The number of requests from parents who do not want to send their child to their local school has fallen by 5%.
New figures show that 28,645 requests were made last year for children to be placed in schools outside their local catchment area.
Despite the fall in requests, about one fifth of primary one pupils started their education at a school which they would not automatically attend.
The proportion of requests granted remained steady at about 85%.
Requests for places at specific primary schools were still the most popular, accounting for 63% of the total, with 88% of requests granted.
Placing requests for primary one pupils represented 22% of the total school roll, while the figure for those starting secondary school stood at 13%.
About 79% of parents who asked for their child to go to a secondary school outside the catchment area were given permission to do so.
Parental requests for a child to attend the primary school of their choice were particularly high in Edinburgh, East Renfrewshire, Dundee, South Ayrshire and East and West Dunbartonshire.
Secondary school requests were most commonly made in Edinburgh, East Renfrewshire, East Dunbartonshire and Glasgow.
Staffing and accommodation constraints were the most common reason for requests being denied, while others were refused because places were being held for children moving into the area.
According to Judith Gillespie of the Scottish Parent Teacher Council, politicians should be honest with parents, explaining that the policy allows them only the right to express their preference, not complete choice.
"If there is no room the request will be rejected and that can lead to disappointment," she said.
But she claimed that parents were often better served by local schools than they realised.

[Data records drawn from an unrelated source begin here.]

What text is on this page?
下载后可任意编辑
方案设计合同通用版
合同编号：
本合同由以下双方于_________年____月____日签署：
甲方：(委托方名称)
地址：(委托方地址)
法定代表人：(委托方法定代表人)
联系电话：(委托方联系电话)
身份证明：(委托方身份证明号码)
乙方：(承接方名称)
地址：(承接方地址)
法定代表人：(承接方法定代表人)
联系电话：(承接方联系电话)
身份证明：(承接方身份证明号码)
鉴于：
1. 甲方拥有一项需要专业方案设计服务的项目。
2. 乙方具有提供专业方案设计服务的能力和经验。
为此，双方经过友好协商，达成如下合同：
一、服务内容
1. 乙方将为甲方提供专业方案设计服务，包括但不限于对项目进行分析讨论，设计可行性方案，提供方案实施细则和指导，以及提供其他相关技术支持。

"A lot of people look at school performance only in terms of exam results but the inspector's report can reveal teachers with an imaginative and energetic approach who would create a good learning environment for any child," she added.
Liz Smith MSP, Tory spokeswoman for children, schools and skills, said she did not understand why, if the number of requests had fallen, the percentage granted had not risen accordingly.

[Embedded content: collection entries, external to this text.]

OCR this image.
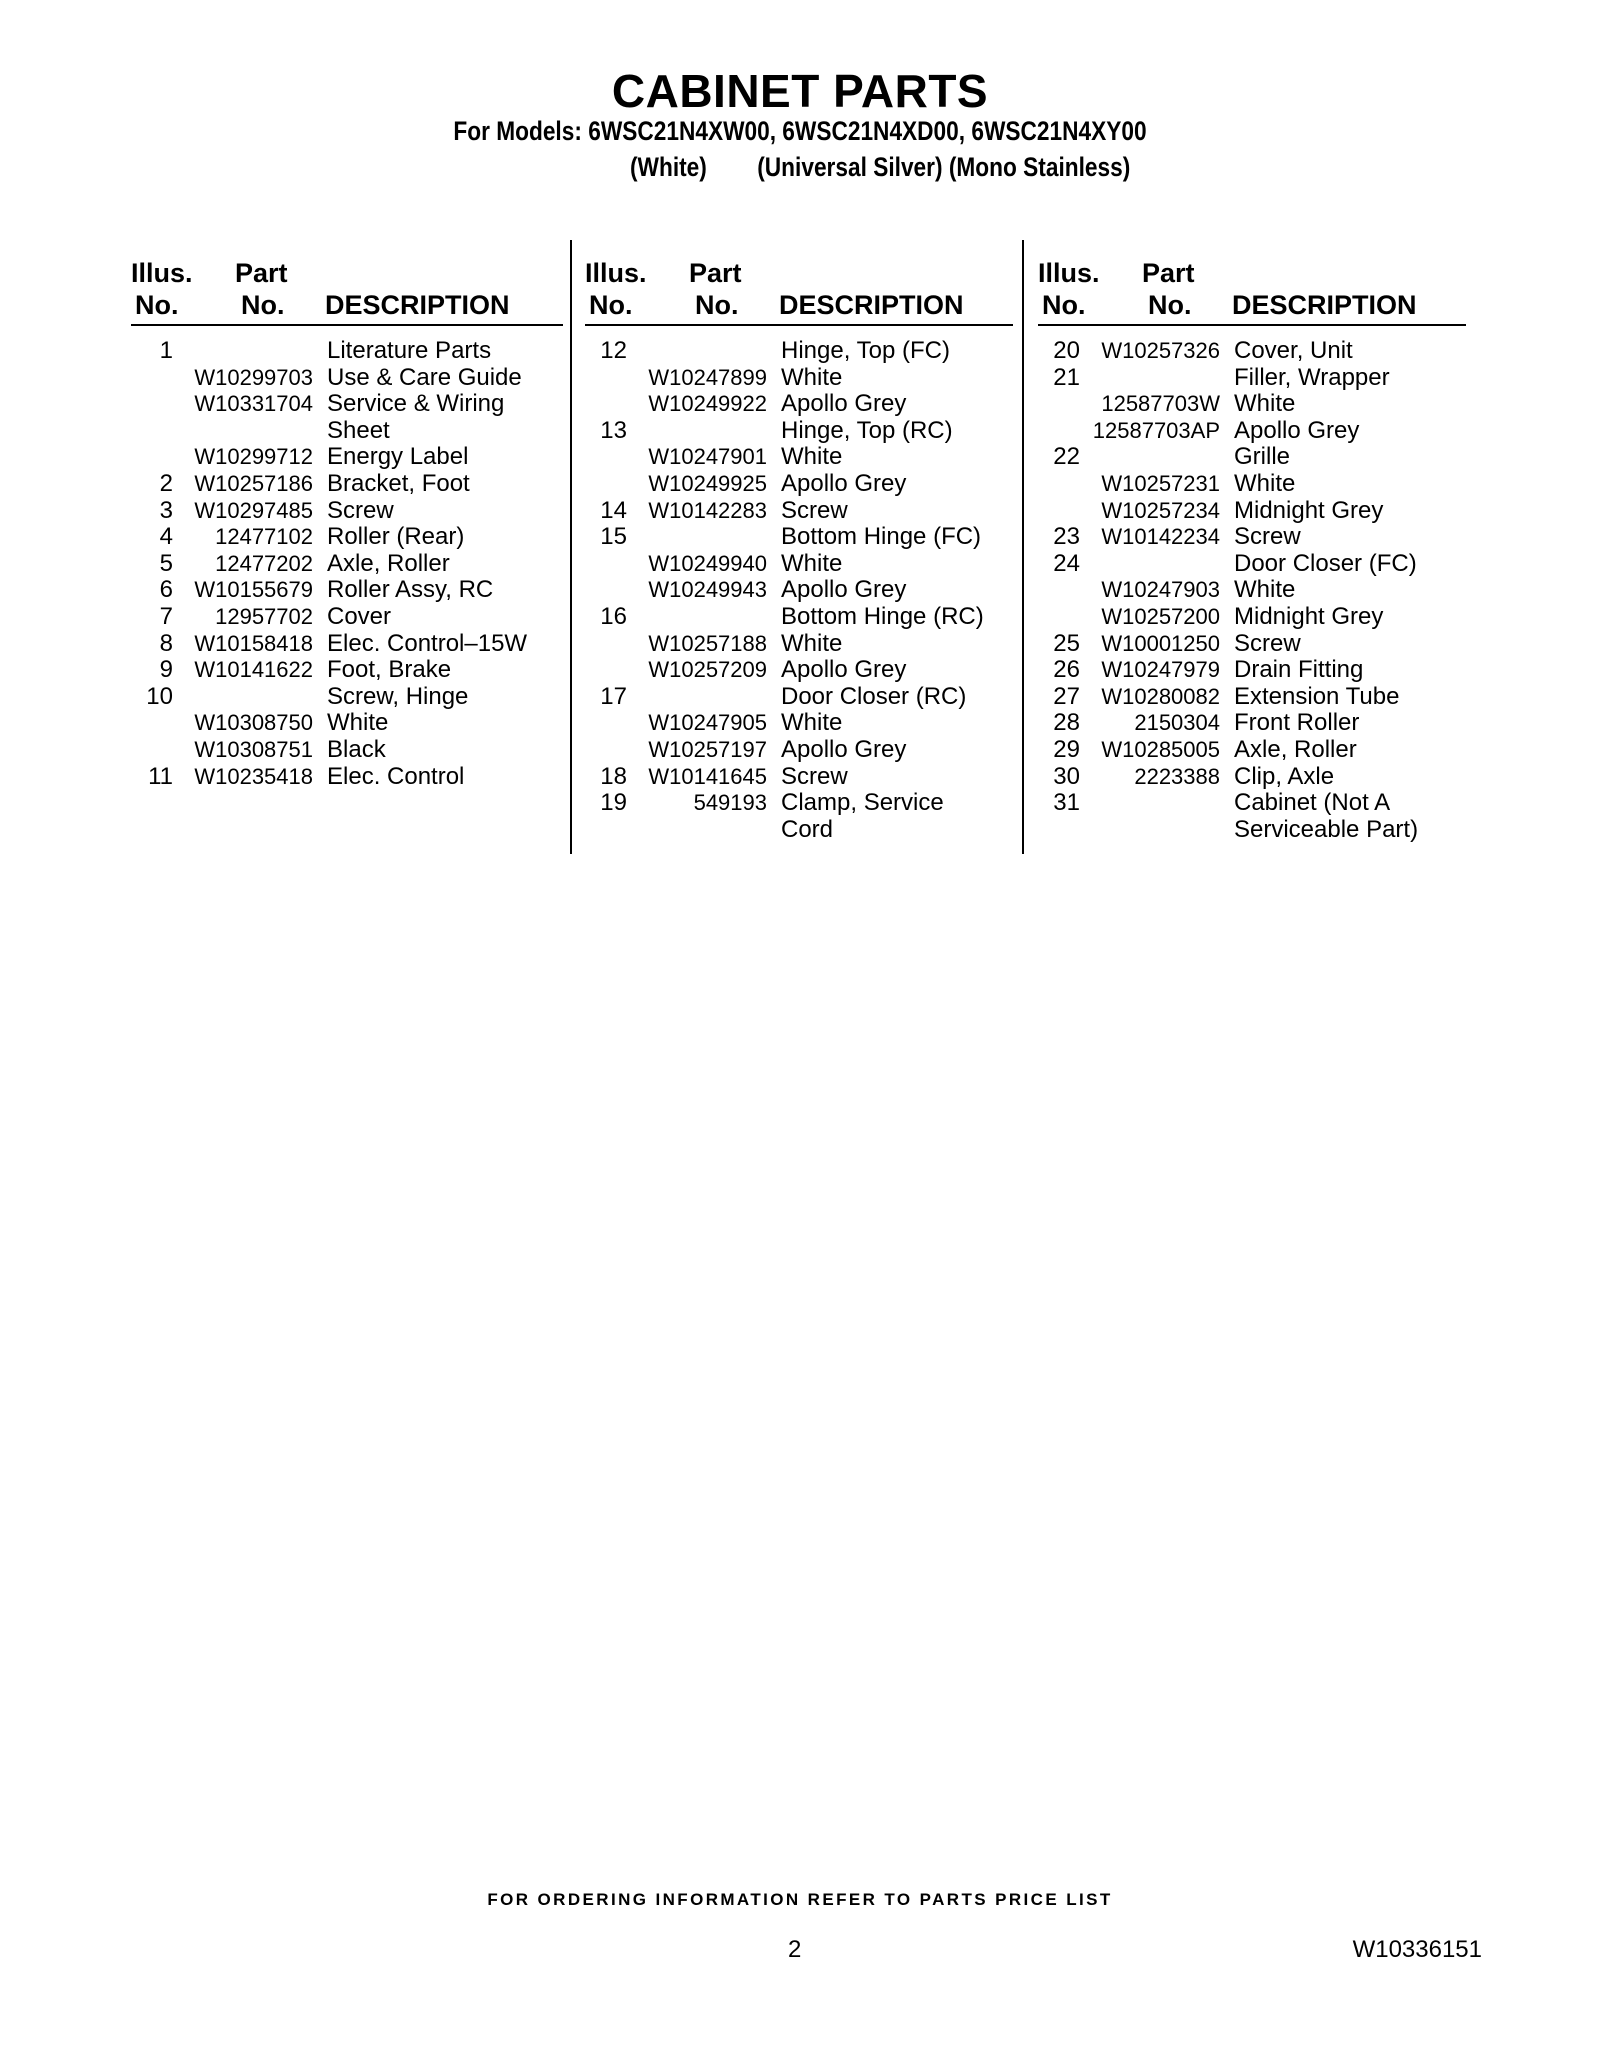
CABINET PARTS
For Models: 6WSC21N4XW00, 6WSC21N4XD00, 6WSC21N4XY00
(White)        (Universal Silver) (Mono Stainless)
Illus. Part
No. No. DESCRIPTION
1	Literature Parts
W10299703 Use & Care Guide
W10331704 Service & Wiring
Sheet
W10299712 Energy Label
2 W10257186 Bracket, Foot
3 W10297485 Screw
4	12477102 Roller (Rear)
5	12477202 Axle, Roller
6 W10155679 Roller Assy, RC
7	12957702 Cover
8 W10158418 Elec. Control–15W
9 W10141622 Foot, Brake
10	Screw, Hinge
W10308750 White
W10308751 Black
11 W10235418 Elec. Control
Illus. Part
No. No. DESCRIPTION
12	Hinge, Top (FC)
W10247899 White
W10249922 Apollo Grey
13	Hinge, Top (RC)
W10247901 White
W10249925 Apollo Grey
14 W10142283 Screw
15	Bottom Hinge (FC)
W10249940 White
W10249943 Apollo Grey
16	Bottom Hinge (RC)
W10257188 White
W10257209 Apollo Grey
17	Door Closer (RC)
W10247905 White
W10257197 Apollo Grey
18 W10141645 Screw
19	549193 Clamp, Service
Cord
Illus. Part
No. No. DESCRIPTION
20 W10257326 Cover, Unit
21	Filler, Wrapper
12587703W White
12587703AP Apollo Grey
22	Grille
W10257231 White
W10257234 Midnight Grey
23 W10142234 Screw
24	Door Closer (FC)
W10247903 White
W10257200 Midnight Grey
25 W10001250 Screw
26 W10247979 Drain Fitting
27 W10280082 Extension Tube
28	2150304 Front Roller
29 W10285005 Axle, Roller
30	2223388 Clip, Axle
31	Cabinet (Not A
Serviceable Part)
FOR ORDERING INFORMATION REFER TO PARTS PRICE LIST
2	W10336151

And she said the proposed reduction in primary one to three classes would exacerbate the problem.
"The Scottish Conservatives have been concerned for some time that imposing class size reductions will put added financial and administrative burdens on schools and local authorities and this is almost certainly going to impact on the ability of parents to get their child into a school of their choice," she added.
A spokeswoman for the Scottish Government said: "We support the rights of parents to express a preference for a particular school, but are pleased that the number of parents wishing to do so has reduced by 5% this year."